The tool runs as a repo-native application inside OpenAI's Codex for macOS, which acts as its runtime environment. Drop files into a folder, open it in Codex, and the agent builds a searchable evidence layer in the background. Provenance was a priority from the start: every answer comes with source identity and traceability back to the exact file and page. No more AI tools hallucinating connections between unrelated documents.
For anyone who's tried asking ChatGPT about a 50-page proposal spread across PowerPoint, Excel, and email threads, the appeal is obvious. Existing document AI strips away visual and structural cues. Presenter notes and chart-text relationships disappear. Color-as-meaning signals (red text meaning "risk") get flattened. DocMason uses LibreOffice for parsing to maintain fidelity, and enforces what its developers call "strict data contracts" to keep evidence deterministic and auditable.

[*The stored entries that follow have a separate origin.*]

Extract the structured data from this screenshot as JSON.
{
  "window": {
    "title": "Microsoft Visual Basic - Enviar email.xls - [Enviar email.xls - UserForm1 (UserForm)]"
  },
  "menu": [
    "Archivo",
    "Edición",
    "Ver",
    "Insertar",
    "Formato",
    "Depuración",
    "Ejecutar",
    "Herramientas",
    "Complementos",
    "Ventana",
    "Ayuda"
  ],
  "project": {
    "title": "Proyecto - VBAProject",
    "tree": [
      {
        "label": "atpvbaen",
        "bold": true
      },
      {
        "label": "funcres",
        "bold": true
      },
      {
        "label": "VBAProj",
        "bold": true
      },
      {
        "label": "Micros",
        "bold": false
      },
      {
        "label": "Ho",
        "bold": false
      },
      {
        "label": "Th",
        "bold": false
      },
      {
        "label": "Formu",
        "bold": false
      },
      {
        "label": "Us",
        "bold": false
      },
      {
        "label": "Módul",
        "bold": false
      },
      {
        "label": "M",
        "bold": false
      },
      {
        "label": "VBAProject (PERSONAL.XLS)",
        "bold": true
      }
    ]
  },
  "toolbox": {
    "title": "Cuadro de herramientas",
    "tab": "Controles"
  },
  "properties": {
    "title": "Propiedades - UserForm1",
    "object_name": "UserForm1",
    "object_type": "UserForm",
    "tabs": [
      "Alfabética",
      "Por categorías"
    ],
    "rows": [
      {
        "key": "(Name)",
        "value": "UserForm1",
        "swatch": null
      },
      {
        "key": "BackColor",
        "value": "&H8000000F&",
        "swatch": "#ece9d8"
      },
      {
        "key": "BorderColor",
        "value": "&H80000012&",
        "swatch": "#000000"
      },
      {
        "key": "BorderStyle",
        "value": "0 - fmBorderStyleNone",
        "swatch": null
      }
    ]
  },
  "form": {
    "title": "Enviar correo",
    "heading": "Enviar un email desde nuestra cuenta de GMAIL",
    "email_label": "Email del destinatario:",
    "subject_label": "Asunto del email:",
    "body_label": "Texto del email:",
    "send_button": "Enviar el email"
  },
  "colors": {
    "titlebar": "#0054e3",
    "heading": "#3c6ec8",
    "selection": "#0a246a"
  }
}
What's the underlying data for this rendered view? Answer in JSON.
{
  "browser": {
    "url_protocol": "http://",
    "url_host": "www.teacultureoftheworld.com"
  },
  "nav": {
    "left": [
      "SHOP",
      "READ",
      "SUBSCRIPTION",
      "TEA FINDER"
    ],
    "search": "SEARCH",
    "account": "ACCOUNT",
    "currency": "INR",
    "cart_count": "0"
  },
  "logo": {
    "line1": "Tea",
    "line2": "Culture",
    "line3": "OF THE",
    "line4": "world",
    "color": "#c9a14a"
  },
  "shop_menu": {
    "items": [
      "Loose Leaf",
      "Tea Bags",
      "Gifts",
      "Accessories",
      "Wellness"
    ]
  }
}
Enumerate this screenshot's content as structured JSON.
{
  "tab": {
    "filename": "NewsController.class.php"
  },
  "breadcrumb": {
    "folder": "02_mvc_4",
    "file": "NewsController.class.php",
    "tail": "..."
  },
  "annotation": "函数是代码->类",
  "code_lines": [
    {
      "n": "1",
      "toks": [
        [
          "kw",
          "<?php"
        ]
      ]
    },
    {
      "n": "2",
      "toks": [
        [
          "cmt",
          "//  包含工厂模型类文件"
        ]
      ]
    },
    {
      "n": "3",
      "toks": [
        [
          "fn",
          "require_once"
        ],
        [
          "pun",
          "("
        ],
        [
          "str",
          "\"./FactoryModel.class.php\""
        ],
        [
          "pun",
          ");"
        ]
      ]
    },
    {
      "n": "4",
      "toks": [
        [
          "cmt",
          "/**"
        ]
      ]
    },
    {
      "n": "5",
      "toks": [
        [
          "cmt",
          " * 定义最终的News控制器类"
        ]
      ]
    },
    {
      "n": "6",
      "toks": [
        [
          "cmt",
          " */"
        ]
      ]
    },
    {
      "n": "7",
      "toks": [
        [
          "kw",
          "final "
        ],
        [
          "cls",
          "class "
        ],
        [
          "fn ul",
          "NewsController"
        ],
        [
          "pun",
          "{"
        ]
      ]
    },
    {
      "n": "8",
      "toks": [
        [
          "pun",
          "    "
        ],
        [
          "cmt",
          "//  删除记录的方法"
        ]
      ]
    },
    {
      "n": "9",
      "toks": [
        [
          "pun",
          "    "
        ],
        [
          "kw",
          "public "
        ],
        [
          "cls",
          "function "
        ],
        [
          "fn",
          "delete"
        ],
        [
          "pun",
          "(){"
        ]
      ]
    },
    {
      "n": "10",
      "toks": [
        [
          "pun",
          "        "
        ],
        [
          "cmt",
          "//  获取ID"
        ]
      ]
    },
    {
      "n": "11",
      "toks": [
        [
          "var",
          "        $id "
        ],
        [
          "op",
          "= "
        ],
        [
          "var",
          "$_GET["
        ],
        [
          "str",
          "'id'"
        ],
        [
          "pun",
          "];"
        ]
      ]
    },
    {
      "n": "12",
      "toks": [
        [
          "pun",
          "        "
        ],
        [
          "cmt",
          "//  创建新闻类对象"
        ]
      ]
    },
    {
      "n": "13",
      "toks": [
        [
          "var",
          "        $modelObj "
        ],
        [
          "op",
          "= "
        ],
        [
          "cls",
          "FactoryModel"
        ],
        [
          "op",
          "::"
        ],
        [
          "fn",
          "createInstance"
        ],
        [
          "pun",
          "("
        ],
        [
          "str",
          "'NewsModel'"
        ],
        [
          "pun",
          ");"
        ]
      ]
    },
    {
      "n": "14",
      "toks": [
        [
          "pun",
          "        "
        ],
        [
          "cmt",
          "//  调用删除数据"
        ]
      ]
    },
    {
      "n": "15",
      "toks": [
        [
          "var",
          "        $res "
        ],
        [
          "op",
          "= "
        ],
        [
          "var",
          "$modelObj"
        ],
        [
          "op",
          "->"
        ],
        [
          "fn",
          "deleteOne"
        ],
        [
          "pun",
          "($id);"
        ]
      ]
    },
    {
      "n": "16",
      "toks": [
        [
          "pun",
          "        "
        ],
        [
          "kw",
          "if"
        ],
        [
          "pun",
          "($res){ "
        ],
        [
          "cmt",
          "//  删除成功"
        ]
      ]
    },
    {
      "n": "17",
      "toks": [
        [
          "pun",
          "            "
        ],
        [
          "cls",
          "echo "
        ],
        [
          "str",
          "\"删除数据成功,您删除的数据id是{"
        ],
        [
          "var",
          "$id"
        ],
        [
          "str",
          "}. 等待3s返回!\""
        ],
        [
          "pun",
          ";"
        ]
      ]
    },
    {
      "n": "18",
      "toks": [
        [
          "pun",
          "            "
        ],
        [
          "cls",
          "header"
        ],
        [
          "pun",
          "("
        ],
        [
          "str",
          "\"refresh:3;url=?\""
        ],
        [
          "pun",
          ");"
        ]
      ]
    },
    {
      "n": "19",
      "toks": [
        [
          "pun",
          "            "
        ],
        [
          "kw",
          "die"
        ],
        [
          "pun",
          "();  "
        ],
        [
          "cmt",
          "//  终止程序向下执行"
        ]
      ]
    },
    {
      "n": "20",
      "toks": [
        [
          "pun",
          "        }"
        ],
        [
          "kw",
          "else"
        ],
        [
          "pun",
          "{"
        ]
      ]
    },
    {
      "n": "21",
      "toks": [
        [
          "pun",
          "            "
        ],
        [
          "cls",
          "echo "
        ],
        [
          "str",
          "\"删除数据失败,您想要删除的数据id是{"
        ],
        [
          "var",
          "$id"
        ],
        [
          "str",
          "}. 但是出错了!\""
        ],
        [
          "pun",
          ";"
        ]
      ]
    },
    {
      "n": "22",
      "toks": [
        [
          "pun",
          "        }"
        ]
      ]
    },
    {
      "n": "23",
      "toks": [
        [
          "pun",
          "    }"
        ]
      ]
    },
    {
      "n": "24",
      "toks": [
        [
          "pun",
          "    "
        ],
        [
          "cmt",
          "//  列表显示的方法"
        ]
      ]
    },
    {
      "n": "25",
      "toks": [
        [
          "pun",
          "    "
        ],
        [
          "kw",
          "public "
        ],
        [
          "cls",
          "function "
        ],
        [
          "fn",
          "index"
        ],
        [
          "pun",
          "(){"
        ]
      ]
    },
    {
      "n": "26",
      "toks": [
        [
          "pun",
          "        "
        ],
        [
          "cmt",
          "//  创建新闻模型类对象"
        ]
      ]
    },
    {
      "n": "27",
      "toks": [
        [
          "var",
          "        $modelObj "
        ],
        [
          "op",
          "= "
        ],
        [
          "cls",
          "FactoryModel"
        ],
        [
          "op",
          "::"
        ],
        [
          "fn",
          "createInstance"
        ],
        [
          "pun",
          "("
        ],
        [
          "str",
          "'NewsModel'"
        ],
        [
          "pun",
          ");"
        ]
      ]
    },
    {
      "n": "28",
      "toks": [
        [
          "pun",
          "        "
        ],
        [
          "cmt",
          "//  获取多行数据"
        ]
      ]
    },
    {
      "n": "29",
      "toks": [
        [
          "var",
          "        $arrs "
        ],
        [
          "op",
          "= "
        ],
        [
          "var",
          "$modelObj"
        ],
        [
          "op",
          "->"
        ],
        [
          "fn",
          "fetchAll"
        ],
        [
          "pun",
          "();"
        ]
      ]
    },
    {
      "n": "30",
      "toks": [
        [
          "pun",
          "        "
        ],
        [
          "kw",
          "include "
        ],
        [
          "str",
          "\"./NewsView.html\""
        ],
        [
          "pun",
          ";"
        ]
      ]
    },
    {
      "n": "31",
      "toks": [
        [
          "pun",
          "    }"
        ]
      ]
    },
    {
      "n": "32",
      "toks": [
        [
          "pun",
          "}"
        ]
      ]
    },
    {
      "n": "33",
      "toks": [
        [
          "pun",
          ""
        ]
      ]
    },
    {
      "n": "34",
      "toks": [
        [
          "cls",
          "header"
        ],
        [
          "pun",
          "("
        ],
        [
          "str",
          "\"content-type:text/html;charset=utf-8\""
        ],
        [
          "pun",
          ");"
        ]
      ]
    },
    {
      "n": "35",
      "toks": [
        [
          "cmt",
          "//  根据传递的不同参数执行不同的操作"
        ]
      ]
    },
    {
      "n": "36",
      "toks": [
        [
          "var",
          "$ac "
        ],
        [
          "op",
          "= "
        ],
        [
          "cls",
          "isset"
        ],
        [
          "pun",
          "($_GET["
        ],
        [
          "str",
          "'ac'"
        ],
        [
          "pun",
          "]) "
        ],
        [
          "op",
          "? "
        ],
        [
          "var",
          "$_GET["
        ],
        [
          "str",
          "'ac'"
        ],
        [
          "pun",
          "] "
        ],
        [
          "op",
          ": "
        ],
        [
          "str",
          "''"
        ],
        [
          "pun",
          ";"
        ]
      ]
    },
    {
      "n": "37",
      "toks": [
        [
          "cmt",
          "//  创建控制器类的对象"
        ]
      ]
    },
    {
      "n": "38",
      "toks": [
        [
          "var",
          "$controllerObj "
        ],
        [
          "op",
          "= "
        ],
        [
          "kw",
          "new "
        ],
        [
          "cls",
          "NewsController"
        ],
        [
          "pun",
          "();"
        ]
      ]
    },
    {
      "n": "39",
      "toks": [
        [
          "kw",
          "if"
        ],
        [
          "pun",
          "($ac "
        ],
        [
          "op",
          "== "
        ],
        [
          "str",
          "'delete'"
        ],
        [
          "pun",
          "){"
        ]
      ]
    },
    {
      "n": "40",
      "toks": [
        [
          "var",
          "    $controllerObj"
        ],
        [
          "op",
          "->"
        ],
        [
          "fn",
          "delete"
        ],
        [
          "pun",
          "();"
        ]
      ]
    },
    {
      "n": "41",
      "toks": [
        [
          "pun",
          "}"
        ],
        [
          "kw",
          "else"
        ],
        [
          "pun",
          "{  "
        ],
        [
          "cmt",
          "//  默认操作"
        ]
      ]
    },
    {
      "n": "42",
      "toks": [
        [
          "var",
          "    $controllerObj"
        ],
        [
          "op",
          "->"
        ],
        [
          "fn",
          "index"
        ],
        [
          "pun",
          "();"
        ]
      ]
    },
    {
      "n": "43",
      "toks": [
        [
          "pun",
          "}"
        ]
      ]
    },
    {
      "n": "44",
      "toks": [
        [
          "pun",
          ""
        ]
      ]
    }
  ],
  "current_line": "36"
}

The tool is free and Apache 2.0 licensed, available on GitHub. No cloud backend required, which will matter to anyone handling sensitive corporate materials who can't justify uploading proprietary decks to a third-party service. This is similar to how Ownscribe handles sensitive data locally. If you're already paying for OpenAI, Codex comes included in your plan, making this essentially a zero-cost add-on for subscribers willing to run local AI via Apple's on-device LLM.